Sonomax eers were cool for a different reason. If you’ve ever worn a pair of in-ear models, you’ll know that finding the right fight is not only crucial but often difficult. While there are several high-end models that can be custom fit, this often requires an appointment, added cost, and some waiting. Sonomax is introducing two new models that will allow end-users to custom-fit their own phones in roughly 5 minutes right at home. I’m hoping to get a review sample and I’ll share my experience. Until then, enjoy this video where a Sonomax rep describes the product.

Most Welcome Trend – High-end Support of Soundbars

In this industry we often take a snooty, pooh-pooh attitude towards the humble soundbar. And, with sub $100 offerings with audio practically-as-crappy-as-the-TV-itself becoming more popular, it’s no surprise that many integrators often recoil and grimace at the thought of having to install one. But, like any tool, there is a time and place for these when they are the perfect solution, and it’s good to know that some of audio’s best are finally coming forward with some terrific solutions. Now you’ll be able to spec in a soundbar and know that audio quality was not a second thought.

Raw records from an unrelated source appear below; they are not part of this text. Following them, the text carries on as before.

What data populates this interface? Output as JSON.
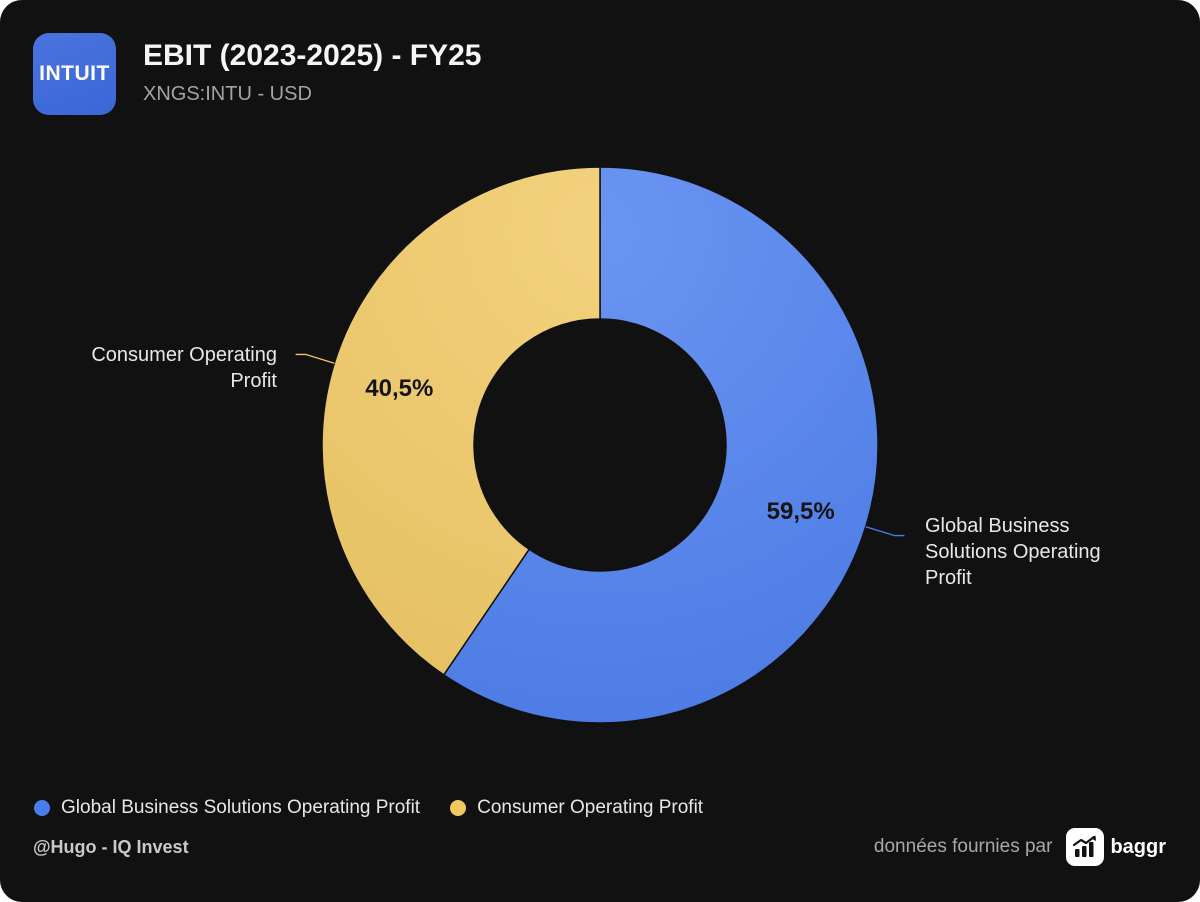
{
  "header": {
    "logo_text": "INTUIT",
    "logo_color": "#3a67d9"
  },
  "chart_data": {
    "type": "pie",
    "donut": true,
    "title": "EBIT (2023-2025) - FY25",
    "subtitle": "XNGS:INTU - USD",
    "slices": [
      {
        "name": "Global Business Solutions Operating Profit",
        "value": 59.5,
        "label": "59,5%",
        "color": "#4a7eef"
      },
      {
        "name": "Consumer Operating Profit",
        "value": 40.5,
        "label": "40,5%",
        "color": "#f0c862"
      }
    ],
    "legend_position": "bottom-left"
  },
  "footer": {
    "author": "@Hugo - IQ Invest",
    "source_prefix": "données fournies par",
    "source_brand": "baggr",
    "source_icon": "bar-chart-arrow-icon"
  }
}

Look for offerings coming soon from Definitive Technology, GoldenEar Tech, MartinLogan, Paradigm, Polk Audio and an H-PAS equipped model from Atlantic Technology.

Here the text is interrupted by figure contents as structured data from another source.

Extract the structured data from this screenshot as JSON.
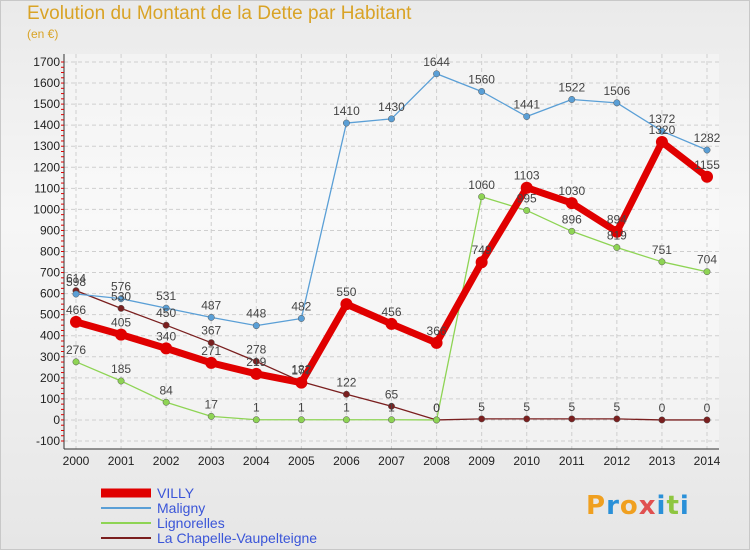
{
  "title": "Evolution du Montant de la Dette par Habitant",
  "subtitle": "(en €)",
  "logo": {
    "text": "Proxiti",
    "colors": [
      "#f0a020",
      "#2a90d8",
      "#f0a020",
      "#e05050",
      "#2a90d8",
      "#8ec640",
      "#2a90d8"
    ]
  },
  "chart_data": {
    "type": "line",
    "title": "Evolution du Montant de la Dette par Habitant",
    "ylabel": "(en €)",
    "x": [
      "2000",
      "2001",
      "2002",
      "2003",
      "2004",
      "2005",
      "2006",
      "2007",
      "2008",
      "2009",
      "2010",
      "2011",
      "2012",
      "2013",
      "2014"
    ],
    "ylim": [
      -100,
      1700
    ],
    "yticks": [
      -100,
      0,
      100,
      200,
      300,
      400,
      500,
      600,
      700,
      800,
      900,
      1000,
      1100,
      1200,
      1300,
      1400,
      1500,
      1600,
      1700
    ],
    "grid": true,
    "legend_position": "bottom-left",
    "series": [
      {
        "name": "VILLY",
        "color": "#e00000",
        "values": [
          466,
          405,
          340,
          271,
          219,
          177,
          550,
          456,
          366,
          749,
          1103,
          1030,
          894,
          1320,
          1155
        ]
      },
      {
        "name": "Maligny",
        "color": "#5a9fd6",
        "values": [
          598,
          576,
          531,
          487,
          448,
          482,
          1410,
          1430,
          1644,
          1560,
          1441,
          1522,
          1506,
          1372,
          1282
        ]
      },
      {
        "name": "Lignorelles",
        "color": "#8ed454",
        "values": [
          276,
          185,
          84,
          17,
          1,
          1,
          1,
          1,
          0,
          1060,
          995,
          896,
          819,
          751,
          704
        ]
      },
      {
        "name": "La Chapelle-Vaupelteigne",
        "color": "#7a1f1f",
        "values": [
          614,
          530,
          450,
          367,
          278,
          182,
          122,
          65,
          0,
          5,
          5,
          5,
          5,
          0,
          0
        ]
      }
    ]
  }
}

Biggest Frustration – CES Itself

There are a lot of things that are frustrating about CES. The fact that pretty much anyone who has ever posted a comment on a chat site somewhere is somehow considered a member of the Press. The fact that there is a Press Lunch each day, but that there are only lunches provided for approximately 7% of the actual press in attendance. The fact that you are navigating through hallways crowded to 175% levels of Fire Marshall occupancy ratings. The fact that trying move two feet in any direction can get you touched in ways more intimate than your yearly doctor visit. Yes. All of those things are indeed mega frustrating. But the MOST frustrating thing about CES is that it is SO large, that there is just an absolute certainty that no matter how hard you try, you WILL absolutely, positively miss out on seeing something that someone else will call the bestest, greatest, most awesomest thing they’ve ever seen. At the same time, you likely saw something super-awesome-cool that they missed out on. Hey, it’s Vegas, baby.